いきなり特別徴収とか言われても・・・と役所に電話した結果

とは言っても、スタッフに何の連絡もしていない会社側としては「そんな事言われても・・・」というのが正直なところ。いきなり「給料天引で手取り減るから」なんて言おうものなら大ブーイングや混乱は避けられません。(天引きされないならされないで、自分で払うだけではあるのですが)

という事で、役所に電話してみました。

最初は「うち、普通徴収希望でやってるんだけど、なに特別徴収なんかで書類送ってきるのよ!」とクレームをぶつけるくらいの勢いで電話したのですが、よくよく話を聞いてみると上の通り。「だっておたく、特別徴収出来ない理由の手紙返信して来てないじゃん。出来ない理由がないって事でしょ?だったら原則通りやってもらうよ」という話。

ぐうの音も出ないとはまさにこの事。作戦を変更です。

「すみませんでした・・・本当に今すぐの特別徴収は難しいんです。なんとかならないでしょうか」と泣き落としです。プライドもへったくれもありません。だって本当に無理だもん。

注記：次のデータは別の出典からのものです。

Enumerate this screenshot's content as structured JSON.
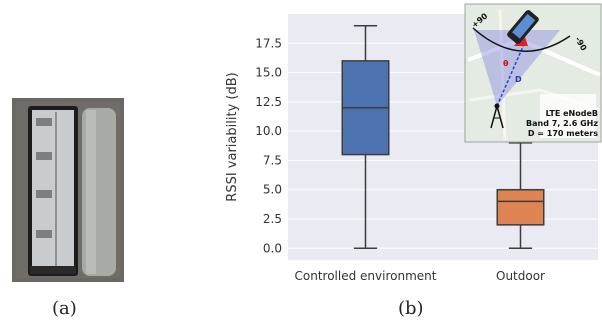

相談の結果「まだ最初の天引きまでには時間があるので、徴収方法変更の手続の書類を提出してください」という所で話はまとまりました。

※退職予定がある人や、短期労働者等、1年を通して就業する予定がない場合は住民税の特別徴収は不要です。そういった人たちのために「正当な理由がある人の特別徴収を外す」手続きが存在します。

でも来年はないですよ

という事でなんとか今回の特別徴収は逃れたのですが「来年以降は、本当に正当な理由がない人以外は一切普通徴収を認めず、特別徴収で行きますから」と釘を刺されました。

これが、手紙をスルーした会社だけの対応なのか、手紙を返信していた会社も来年は例外なく強硬なのかは分かりませんが、個人的には後者なのではないかと思っています。

※事務手続が煩雑、人手が足りない、特別徴収にする理解が得られない、等といった理由は正当な理由として認められません。

補足:地域差があるので気を付けて

住民税に限らず、役所仕事にはローカルルールがあるのが常です。

例えば「社会保険に入る」という手続きを取ろうとする際に、中央区の役所と北区の役所とでは若干提出書類が違ったりします。(勿論、法的に決められた書類は絶対に必要ですが、添付書類が異なる事があります)

今回の住民税も「こういう会社にはこういう対応をしなさい」と法が整備された訳ではありません。あくまで、その市ごとで決めているルールです。

上の事例はあくまで私の地域での場合ですので、必ず自分の地域の役所に確認の電話をするようにしてください。